Quelques années après
ces événements, elle s'était mariée, par amour, et s'était
établie en France. Et puis le11 septembre 2001 avait frappé. Une
foudre immense. À cette époque, nous correspondions encore un peu.
Elle avait écrit une lettre à plusieurs correspondants, très
belle, très intense sur tout le mal-être et le malaise que les
regards portés sur sa personne, parce qu'elle était ce qu'elle
était avec son bagage héréditaire et religieux. Nous avions été
plusieurs à lui répondre qu'elle aurait été moins ostracisée
ici, dans notre province si accueillante et bienveillante.

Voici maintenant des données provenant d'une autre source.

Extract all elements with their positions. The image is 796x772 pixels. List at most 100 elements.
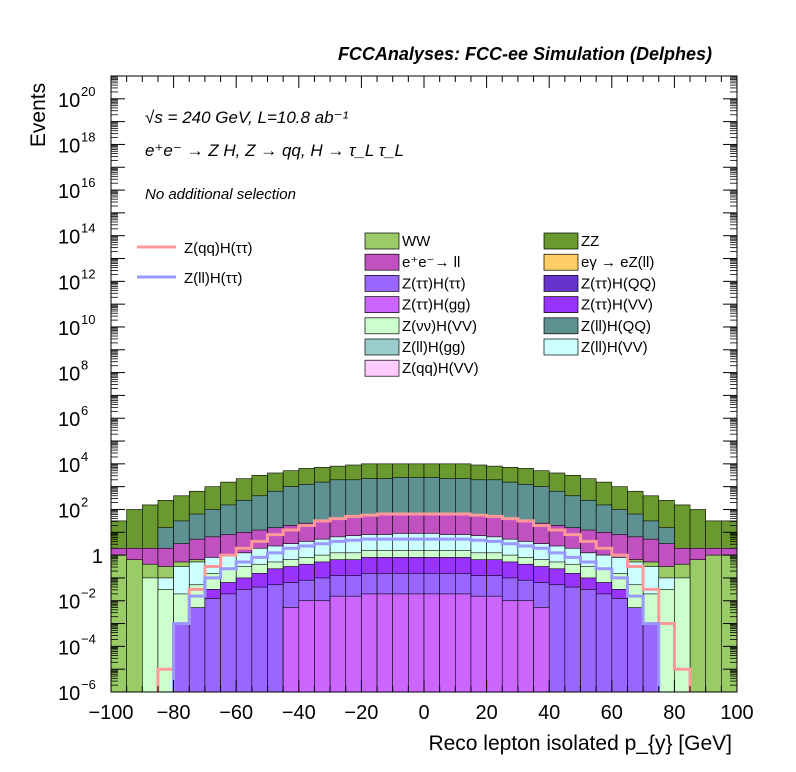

Et nous
nous étions crus.
Évidemment, on se
mentait. À tout le moins, je
me mentais. Je savais bien que l'intolérance n'était pas loin. Pas
nécessairement la mienne, quoique... j'avais et j'ai toujours des
opinions aussi tranchées que tranchantes sur certains sujets. Mon
féminisme, ma manière très teintée par ma culture de percevoir
l'espace que les femmes devraient occuper et surtout de la manière
dont elle devraient l'occuper, en est un exemple.
J'ai
fait des choix, et mes parents avant moi aussi, qui font de moi une
athée. Je ne comprends pas la croyance dans un dieu, quel qu'il
soit. Cependant, je la respecte, depuis toujours. Tant et aussi
longtemps que cela ne mène pas à l'extrémisme. Et l'islam est loin
d'être le seul terreau de ce dernier.
Alors,
bien entendu, je saigne. Je saigne des blessures infligées à cette
chose que je comprends pas par quelqu'un qui partage les mêmes
racines que moi. Et je cherche, de toutes les forces de mon âme,
laquelle de celles-là, je dois prioritairement panser.